MINNEAPOLIS (WCCO) -- Philando Castile was shot at about 9 p.m. Wednesday night.

By midnight, #FalconHeightsShooting was trending on Facebook and Twitter.

Five years ago, the widespread reactions would not have happened so quickly.

Less than nine hours after the shooting, many people had already formed strong opinions about what happened.

"The way the public perceives an event is often shaped by the first things that hit social media," said Mark Osler, a former federal prosecutor and professor of law at the University of St. Thomas. "Those are playing an outsized role in terms of defining the public debate."

Two major events have changed the intersection of video and police work: Rodney King and the introduction of the smartphone.

With the recent advent of streaming video applications like Facebook Live, the video can now reach people even faster.

Osler says video of police officers can offer narratives that might have been ignored in the past.
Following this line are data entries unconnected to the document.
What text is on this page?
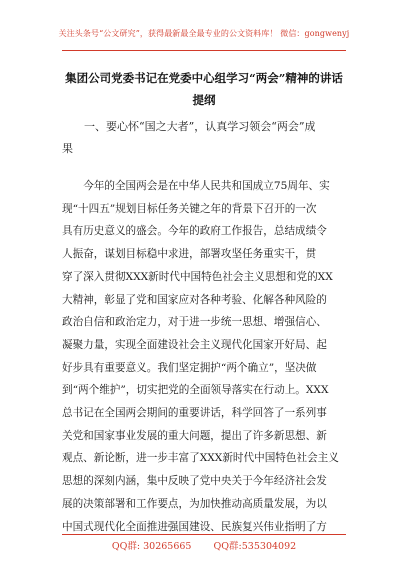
关注头条号“公文研究”，获得最新最全最专业的公文资料库！ 微信：gongwenyj
集团公司党委书记在党委中心组学习“两会”精神的讲话
提纲
一、要心怀“国之大者”，认真学习领会“两会”成
果
今年的全国两会是在中华人民共和国成立75周年、实
现“十四五”规划目标任务关键之年的背景下召开的一次
具有历史意义的盛会。今年的政府工作报告，总结成绩令
人振奋，谋划目标稳中求进，部署攻坚任务重实干，贯
穿了深入贯彻XXX新时代中国特色社会主义思想和党的XX
大精神，彰显了党和国家应对各种考验、化解各种风险的
政治自信和政治定力，对于进一步统一思想、增强信心、
凝聚力量，实现全面建设社会主义现代化国家开好局、起
好步具有重要意义。我们坚定拥护“两个确立”，坚决做
到“两个维护”，切实把党的全面领导落实在行动上。XXX
总书记在全国两会期间的重要讲话，科学回答了一系列事
关党和国家事业发展的重大问题，提出了许多新思想、新
观点、新论断，进一步丰富了XXX新时代中国特色社会主义
思想的深刻内涵，集中反映了党中央关于今年经济社会发
展的决策部署和工作要点，为加快推动高质量发展，为以
中国式现代化全面推进强国建设、民族复兴伟业指明了方
QQ群: 30265665 QQ群:535304092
"If she would have a different story about what happened, the police might have a different story," Osler said. "And in the public eye, we'd have those two held up, and people would tend to believe the police. Now what we have is corroborating evidence going one way or the other."

He considers video a net positive, but says it can offer an incomplete and misleading picture of exactly what happened.

Chaska Police Chief Scott Knight does not know if smartphones and social media have changed officers' day-to-day work, but he says they are more cognizant that there is a record of their actions.

Knight says their impact could be positive depending on how that record is viewed.

"If someone were to take one video and decide what happened, that can be bad for everyone involved," Knight said.